Lo scorso 4 marzo è cominciato il processo a carico di Benno Neumair, il trentunenne reo confesso dell’omicidio di entrambi i genitori avvenuto il 4 gennaio del 2021 nella loro abitazione di Bolzano. L’efferato delitto aveva tenuto tutta l’Italia con il fiato sospeso perché, dopo Pietro Maso e Ferdinando Carretta, Doretta Graneris ed Erika De Nardo, la vicenda del figlio che stermina il padre e la madre gettando la sera stessa i loro cadaveri nell’Adige provocò nell’opinione pubblica sentimenti di sgomento e incredulità, di profonda pietà verso le vittime che molto probabilmente si erano rese conto di morire per mano di colui che avevano generato e di grande orrore nei confronti del carnefice, mostratosi sin da subito glaciale e privo di empatia con i giornalisti che gli chiedevano conto della scomparsa dei genitori.
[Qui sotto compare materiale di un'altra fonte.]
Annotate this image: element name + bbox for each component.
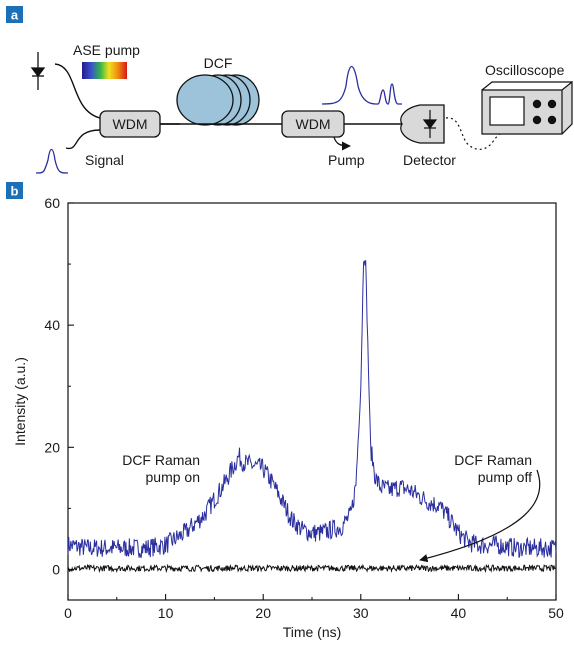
- detector-label: Detector: [403, 152, 456, 168]
- x-tick-label: 20: [255, 605, 271, 621]
- pump-on-annotation-line1: DCF Raman: [122, 452, 200, 468]
- pump-off-annotation-line2: pump off: [478, 469, 532, 485]
- pump-off-arrow: [419, 469, 541, 563]
- signal-pulse-icon: [35, 148, 69, 174]
- panel-a-badge-label: a: [11, 8, 19, 23]
- detector-icon: [400, 104, 445, 144]
- ase-spectrum-bar: [82, 62, 127, 79]
- wdm-output-label: WDM: [296, 116, 331, 132]
- dcf-spool-icon: [176, 74, 260, 126]
- panel-b: b 0 10 20 30 40 50 0 20 40 60 Time (ns) Intensity…: [6, 182, 564, 640]
- x-tick-label: 40: [451, 605, 467, 621]
- x-tick-label: 30: [353, 605, 369, 621]
- x-tick-label: 50: [548, 605, 564, 621]
- intensity-chart: 0 10 20 30 40 50 0 20 40 60 Time (ns) Intensity (…: [12, 195, 564, 640]
- photodiode-icon: [422, 110, 438, 138]
- pump-off-annotation-line1: DCF Raman: [454, 452, 532, 468]
- series-pump-on-line: [67, 260, 557, 559]
- pump-on-annotation-line2: pump on: [146, 469, 200, 485]
- pump-drop-arrow: [333, 136, 351, 151]
- y-tick-label: 60: [44, 195, 60, 211]
- panel-a-badge: [6, 6, 23, 23]
- y-tick-label: 0: [52, 561, 60, 577]
- panel-b-badge-label: b: [11, 184, 19, 199]
- wdm-input-label: WDM: [113, 116, 148, 132]
- panel-a: a ASE pump Signal WDM DCF: [6, 6, 573, 174]
- pump-diode-icon: [30, 52, 46, 90]
- signal-label: Signal: [85, 152, 124, 168]
- panel-b-badge: [6, 182, 23, 199]
- oscilloscope-icon: [481, 80, 573, 135]
- pump-label: Pump: [328, 152, 365, 168]
- y-tick-label: 40: [44, 317, 60, 333]
- series-pump-off-line: [67, 563, 557, 574]
- ase-pump-label: ASE pump: [73, 42, 140, 58]
- x-tick-label: 0: [64, 605, 72, 621]
- output-spectrum-icon: [321, 65, 402, 105]
- y-axis-label: Intensity (a.u.): [12, 357, 28, 446]
- x-tick-label: 10: [158, 605, 174, 621]
- wdm-output-box: [281, 110, 345, 138]
- oscilloscope-label: Oscilloscope: [485, 62, 565, 78]
- dcf-label: DCF: [204, 55, 233, 71]
- x-axis-label: Time (ns): [283, 624, 342, 640]
- y-tick-label: 20: [44, 439, 60, 455]
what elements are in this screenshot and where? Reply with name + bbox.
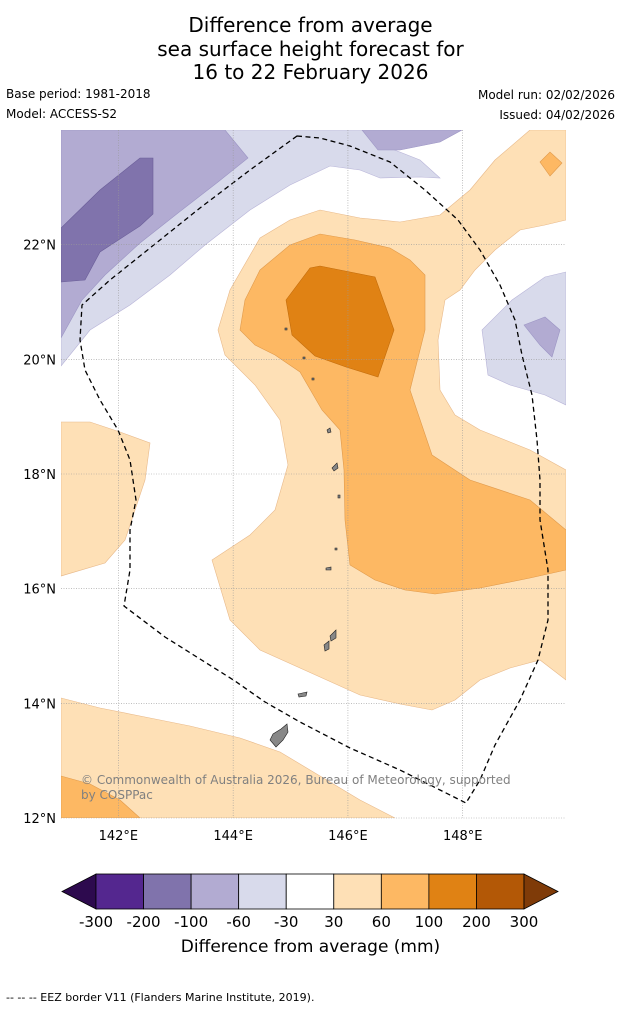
contour-pos-30-west (61, 421, 151, 577)
copyright-line-2: by COSPPac (81, 788, 153, 802)
lon-label: 146°E (328, 829, 368, 844)
issued-label: Issued: 04/02/2026 (499, 108, 615, 122)
colorbar-swatch (190, 873, 240, 910)
colorbar-swatch (238, 873, 287, 910)
gridlines (61, 130, 566, 819)
colorbar-tick-label: -200 (127, 913, 161, 931)
lon-label: 144°E (213, 829, 253, 844)
colorbar-tick-label: 60 (372, 913, 391, 931)
island-guam (269, 723, 289, 748)
colorbar-swatch (476, 873, 525, 910)
colorbar-extend-low (61, 873, 97, 910)
latitude-labels: 22°N 20°N 18°N 16°N 14°N 12°N (23, 239, 56, 827)
longitude-labels: 142°E 144°E 146°E 148°E (99, 829, 483, 844)
island-maug (302, 356, 306, 360)
island-uracas (284, 327, 288, 331)
colorbar-swatch (380, 873, 430, 910)
colorbar-label: Difference from average (mm) (180, 937, 441, 957)
colorbar-tick-label: -30 (274, 913, 299, 931)
colorbar-swatch (95, 873, 144, 910)
colorbar-extend-high (523, 873, 559, 910)
islands (269, 327, 341, 748)
contour-neg-60 (61, 130, 249, 339)
colorbar-tick-label: -60 (226, 913, 251, 931)
colorbar-tick-label: 100 (415, 913, 444, 931)
island-anatahan (325, 566, 332, 571)
contour-pos-60-southwest (61, 775, 141, 818)
colorbar-tick-label: 200 (462, 913, 491, 931)
model-label: Model: ACCESS-S2 (6, 107, 118, 121)
lon-label: 148°E (443, 829, 483, 844)
island-alamagan (334, 547, 338, 551)
eez-footnote: -- -- -- EEZ border V11 (Flanders Marine… (6, 991, 315, 1004)
contour-neg-100 (61, 157, 154, 283)
lat-label: 20°N (23, 353, 56, 368)
base-period-label: Base period: 1981-2018 (6, 87, 151, 101)
lon-label: 142°E (99, 829, 139, 844)
colorbar-tick-label: 30 (324, 913, 343, 931)
contour-pos-30-southwest (61, 697, 396, 818)
island-tinian (323, 640, 330, 652)
lat-label: 18°N (23, 468, 56, 483)
island-rota (297, 691, 308, 698)
colorbar-tick-label: 300 (510, 913, 539, 931)
copyright-line-1: © Commonwealth of Australia 2026, Bureau… (81, 773, 511, 787)
contour-neg-60-east (523, 316, 561, 358)
contour-neg-30-east (481, 271, 566, 406)
island-sarigan (337, 494, 341, 499)
island-agrihan (326, 427, 332, 434)
lat-label: 12°N (23, 812, 56, 827)
colorbar-swatch (143, 873, 192, 910)
contour-pos-60-northeast (539, 151, 563, 177)
chart-title: Difference from average sea surface heig… (0, 13, 621, 85)
colorbar-swatch (428, 873, 477, 910)
contour-neg-60-north (361, 130, 463, 151)
eez-border (79, 135, 549, 804)
colorbar-swatch (285, 873, 335, 910)
title-line-1: Difference from average (188, 13, 433, 37)
title-line-3: 16 to 22 February 2026 (192, 60, 429, 84)
contour-pos-100 (285, 265, 395, 378)
colorbar-swatch (333, 873, 382, 910)
island-asuncion (311, 377, 315, 381)
island-saipan (329, 629, 337, 642)
lat-label: 14°N (23, 697, 56, 712)
lat-label: 16°N (23, 583, 56, 598)
island-pagan (331, 462, 339, 472)
lat-label: 22°N (23, 239, 56, 254)
title-line-2: sea surface height forecast for (157, 36, 464, 61)
colorbar-tick-label: -100 (174, 913, 208, 931)
colorbar-tick-label: -300 (79, 913, 113, 931)
model-run-label: Model run: 02/02/2026 (477, 88, 615, 102)
colorbar: -300 -200 -100 -60 -30 30 60 100 200 300 (61, 873, 559, 931)
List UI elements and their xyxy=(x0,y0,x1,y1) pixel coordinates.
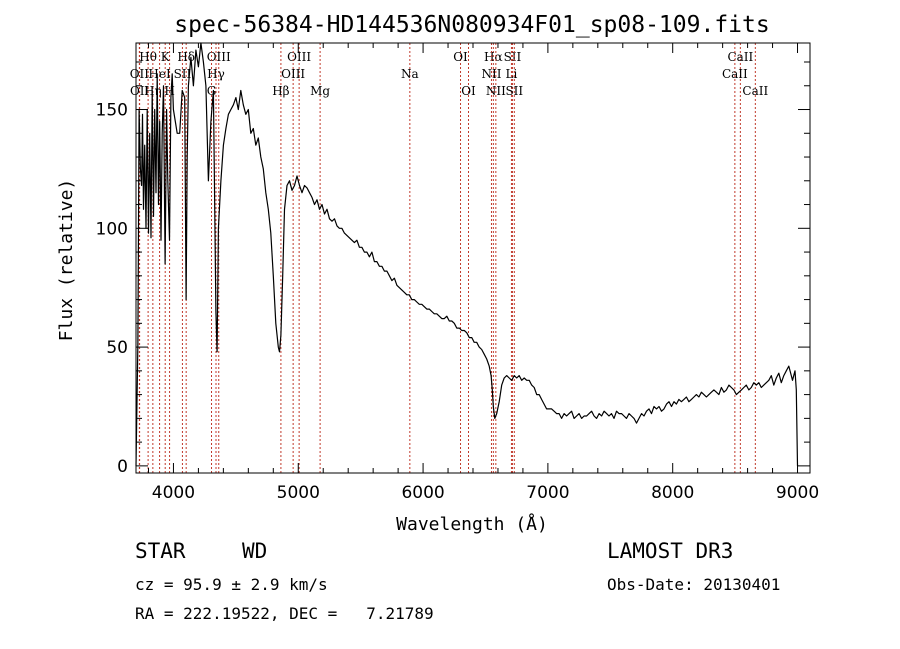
spectral-line-label: Li xyxy=(506,67,518,81)
spectral-line-label: G xyxy=(207,84,217,98)
y-tick-label: 150 xyxy=(96,101,128,121)
spectral-line-label: OIII xyxy=(287,50,311,64)
y-tick-label: 0 xyxy=(117,457,128,477)
x-tick-label: 5000 xyxy=(277,483,320,503)
spectral-line-label: HeI xyxy=(148,67,171,81)
spectral-line-label: NII xyxy=(486,84,506,98)
spectral-line-label: CaII xyxy=(742,84,768,98)
ra-dec-coordinates: RA = 222.19522, DEC = 7.21789 xyxy=(135,604,434,623)
x-tick-label: 6000 xyxy=(401,483,444,503)
axis-tick-labels: 4000 5000 6000 7000 8000 9000 0 50 100 150 xyxy=(96,101,820,503)
spectral-line-label: SII xyxy=(174,67,192,81)
y-tick-label: 100 xyxy=(96,219,128,239)
spectral-line-label: CaII xyxy=(727,50,753,64)
object-subclass: WD xyxy=(242,539,268,563)
spectral-line-label: Hγ xyxy=(207,67,225,81)
spectral-line-label: OI xyxy=(461,84,476,98)
spectral-line-label: H xyxy=(164,84,174,98)
plot-frame xyxy=(135,42,811,474)
observation-date: Obs-Date: 20130401 xyxy=(607,575,781,594)
spectral-line-label: SII xyxy=(505,84,523,98)
spectral-line-label: Mg xyxy=(310,84,330,98)
y-axis-label: Flux (relative) xyxy=(56,179,77,342)
y-tick-label: 50 xyxy=(106,338,128,358)
x-tick-label: 8000 xyxy=(651,483,694,503)
object-class: STAR xyxy=(135,539,186,563)
chart-title: spec-56384-HD144536N080934F01_sp08-109.f… xyxy=(174,12,769,38)
spectral-line-label: OII xyxy=(130,84,150,98)
spectral-line-label: OII xyxy=(130,67,150,81)
spectral-line-label: K xyxy=(161,50,171,64)
spectral-line-label: NII xyxy=(481,67,501,81)
redshift-cz: cz = 95.9 ± 2.9 km/s xyxy=(135,575,328,594)
spectral-line-label: OI xyxy=(453,50,468,64)
spectrum-line xyxy=(135,42,799,466)
spectral-line-label: Hδ xyxy=(177,50,195,64)
axis-ticks xyxy=(136,43,810,473)
survey-name: LAMOST DR3 xyxy=(607,539,734,563)
x-tick-label: 9000 xyxy=(776,483,819,503)
x-tick-label: 4000 xyxy=(152,483,195,503)
spectral-line-label: Hα xyxy=(484,50,503,64)
x-axis-label: Wavelength (Å) xyxy=(396,513,548,535)
spectral-line-label: Na xyxy=(401,67,419,81)
x-tick-label: 7000 xyxy=(526,483,569,503)
spectral-line-label: CaII xyxy=(722,67,748,81)
spectral-line-label: OIII xyxy=(207,50,231,64)
spectral-line-label: Hβ xyxy=(272,84,289,98)
spectral-line-label: SII xyxy=(504,50,522,64)
spectral-line-label: OIII xyxy=(281,67,305,81)
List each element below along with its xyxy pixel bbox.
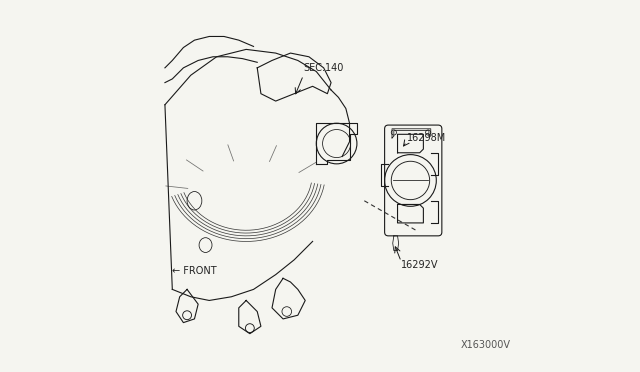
Text: X163000V: X163000V [460,340,510,350]
Text: 16298M: 16298M [407,133,446,143]
Text: ← FRONT: ← FRONT [172,266,217,276]
Text: SEC.140: SEC.140 [303,63,344,73]
Text: 16292V: 16292V [401,260,439,270]
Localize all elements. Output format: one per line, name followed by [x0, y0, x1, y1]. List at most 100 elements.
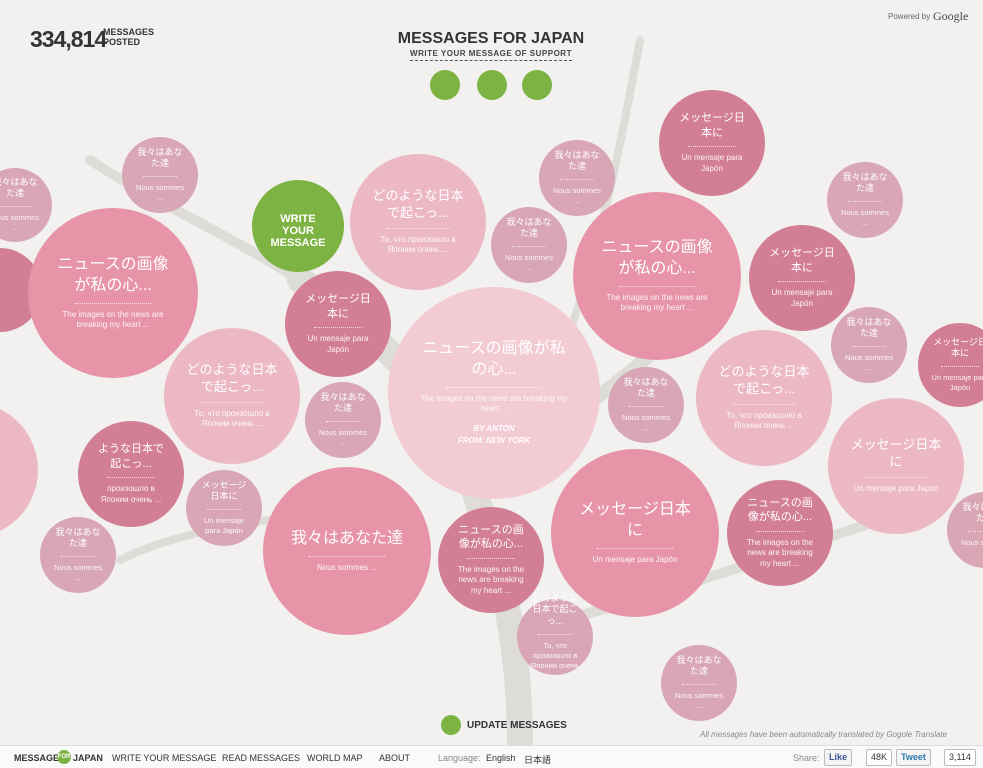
bubble-author: BY ANTON FROM: NEW YORK [458, 423, 530, 447]
bubble-text: The images on the news are breaking my h… [457, 564, 525, 596]
bubble-text: Nous sommes ... [136, 183, 184, 203]
bubble-title: 我々はあなた達 [962, 501, 983, 524]
nav-link[interactable]: WORLD MAP [307, 753, 363, 763]
message-bubble[interactable]: どのような日本で起こっ... То, что произошло в Японии… [517, 593, 593, 680]
bubble-divider [537, 633, 573, 635]
bubble-divider [387, 227, 449, 229]
bubble-divider [865, 476, 927, 478]
bubble-text: Nous sommes ... [319, 428, 367, 448]
author-from: FROM: NEW YORK [457, 436, 531, 446]
bubble-title: 我々はあなた達 [676, 654, 722, 677]
bubble-divider [206, 509, 242, 511]
nav-link[interactable]: WRITE YOUR MESSAGE [112, 753, 217, 763]
bubble-divider [467, 557, 515, 559]
google-logo: Google [933, 9, 969, 23]
like-button[interactable]: Like [824, 749, 853, 766]
bubble-text: То, что произошло в Японии очень ... [380, 234, 456, 255]
subtitle-text: WRITE YOUR MESSAGE OF SUPPORT [410, 49, 572, 61]
nav-link[interactable]: ABOUT [379, 753, 411, 763]
bubble-text: Nous sommes ... [54, 563, 102, 583]
write-icon[interactable] [430, 70, 460, 100]
message-bubble[interactable]: ような日本で起こっ... произошло в Японии очень ... [78, 421, 184, 527]
message-bubble[interactable]: ニュースの画像が私の心... The images on the news are… [573, 192, 741, 360]
bubble-text: То, что произошло в Японии очень ... [726, 410, 802, 431]
bubble-text: Nous sommes ... [841, 208, 889, 228]
bubble-divider [941, 366, 979, 368]
write-label: WRITE YOUR MESSAGE [270, 212, 326, 250]
message-bubble[interactable]: メッセージ日本に Un mensaje para Japón [285, 271, 391, 377]
bubble-divider [107, 477, 155, 478]
language-label: Language: [438, 753, 481, 763]
like-count: 48K [866, 749, 893, 766]
bubble-divider [201, 401, 263, 403]
bubble-title: 我々はあなた達 [554, 149, 600, 172]
update-icon[interactable] [441, 715, 461, 735]
language-option[interactable]: English [486, 753, 516, 763]
bubble-text: Un mensaje para Japón [307, 334, 369, 354]
message-bubble[interactable]: メッセージ日本に Un mensaje para Japón [659, 90, 765, 196]
bubble-title: 我々はあなた達 [506, 216, 552, 239]
bubble-title: メッセージ日本に [679, 112, 745, 139]
message-bubble[interactable]: どのような日本で起こっ... То, что произошло в Японии… [350, 154, 486, 290]
message-bubble[interactable]: メッセージ日本に Un mensaje para Japón [551, 449, 719, 617]
logo-messages: MESSAGES [14, 753, 66, 763]
message-bubble[interactable]: 我々はあなた達 Nous sommes ... [539, 140, 615, 216]
bubble-divider [688, 146, 736, 147]
count-label: MESSAGES POSTED [103, 27, 155, 47]
bubble-divider [733, 403, 795, 405]
map-icon[interactable] [522, 70, 552, 100]
message-bubble[interactable]: 我々はあなた達 Nous sommes ... [263, 467, 431, 635]
bubble-text: The images on the news are breaking my h… [420, 393, 568, 414]
bubble-title: ニュースの画像が私の心... [601, 238, 713, 277]
bubble-text: The images on the news are breaking my h… [746, 537, 814, 569]
nav-link[interactable]: READ MESSAGES [222, 753, 301, 763]
bubble-text: Nous sommes ... [845, 353, 893, 373]
footer: MESSAGES FOR JAPAN WRITE YOUR MESSAGE RE… [0, 745, 983, 768]
language-option[interactable]: 日本語 [524, 755, 552, 765]
message-bubble[interactable]: 我々はあなた達 Nous sommes ... [305, 382, 381, 458]
message-bubble[interactable]: メッセージ日本に Un mensaje para Japón [186, 470, 262, 546]
bubble-title: メッセージ日本に [933, 336, 983, 359]
bubble-divider [142, 176, 178, 178]
bubble-title: どのような日本で起こっ... [532, 592, 578, 627]
message-bubble[interactable]: 我々はあなた達 Nous sommes ... [827, 162, 903, 238]
bubble-divider [967, 531, 983, 533]
update-messages[interactable]: UPDATE MESSAGES [467, 720, 567, 731]
share-label: Share: [793, 753, 820, 763]
bubble-title: 我々はあなた達 [0, 176, 38, 199]
bubble-text: The images on the news are breaking my h… [606, 292, 708, 313]
message-bubble[interactable]: 我々はあなた達 Nous sommes ... [661, 645, 737, 721]
write-message-button[interactable]: WRITE YOUR MESSAGE [252, 180, 344, 272]
message-bubble[interactable]: どのような日本で起こっ... То, что произошло в Японии… [164, 328, 300, 464]
bubble-title: 我々はあなた達 [623, 376, 669, 399]
message-bubble[interactable]: 我々はあなた達 Nous sommes ... [122, 137, 198, 213]
bubble-title: 我々はあなた達 [290, 529, 403, 547]
bubble-divider [309, 555, 385, 557]
bubble-title: メッセージ日本に [305, 293, 371, 320]
read-icon[interactable] [477, 70, 507, 100]
bubble-divider [619, 285, 695, 287]
bubble-divider [597, 547, 673, 549]
bubble-divider [446, 386, 542, 388]
message-bubble[interactable]: 我々はあなた達 Nous sommes ... [608, 367, 684, 443]
bubble-text: Un mensaje para Japón [931, 373, 983, 393]
message-bubble[interactable]: ニュースの画像が私の心... The images on the news are… [28, 208, 198, 378]
message-bubble[interactable]: メッセージ日本に Un mensaje para Japón [749, 225, 855, 331]
logo-for: FOR [57, 750, 71, 764]
message-bubble[interactable]: 我々はあなた達 Nous sommes ... [491, 207, 567, 283]
message-bubble[interactable]: メッセージ日本に Un mensaje para Japón [918, 323, 983, 407]
message-bubble[interactable]: 我々はあなた達 Nous sommes ... [831, 307, 907, 383]
bubble-title: ニュースの画像が私の心... [458, 524, 524, 551]
bubble-divider [681, 684, 717, 686]
message-bubble[interactable]: 我々はあなた達 Nous sommes ... [40, 517, 116, 593]
message-bubble[interactable]: どのような日本で起こっ... То, что произошло в Японии… [696, 330, 832, 466]
message-bubble[interactable]: ニュースの画像が私の心... The images on the news are… [438, 507, 544, 613]
bubble-title: どのような日本で起こっ... [186, 361, 278, 394]
message-bubble[interactable]: ニュースの画像が私の心... The images on the news are… [727, 480, 833, 586]
tweet-button[interactable]: Tweet [896, 749, 931, 766]
bubble-text: Un mensaje para Japón [592, 554, 678, 564]
message-bubble[interactable]: ニュースの画像が私の心... The images on the news are… [388, 287, 600, 499]
message-bubble[interactable]: メッセージ日本に Un mensaje para Japón [828, 398, 964, 534]
bubble-text: Un mensaje para Japón [771, 288, 833, 308]
bubble-divider [559, 179, 595, 181]
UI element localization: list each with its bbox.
Il corpo della povera Laura Perselli, madre di Benno, fu rinvenuto il 6 febbraio 2021 nella località Laghetti di Egna, mentre per ritrovare Peter Neumair, il padre, si dovette aspettare fino al 27 aprile quando un passante lo avvistò per caso dopo settimane di incessanti ricerche da parte dei sommozzatori. Benno confessò di essere l’autore del duplice omicidio a metà febbraio 2021 anche se la Procura lo rese noto soltanto l’8 marzo dello stesso anno e la dinamica dei fatti ricostruita nella fase delle indagini è ormai nota a tutti. Ciò che si dovrà accertare nel processo sarà l’imputabilità del trentunenne dato che, secondo la perizia psichiatrica svolta in fase di indagine, Benno sarebbe stato seminfermo di mente nell’atto di uccidere il padre, con cui avrebbe avuto un litigio che funse da detonatore rispetto al suo disturbo narcisistico e antisociale della personalità.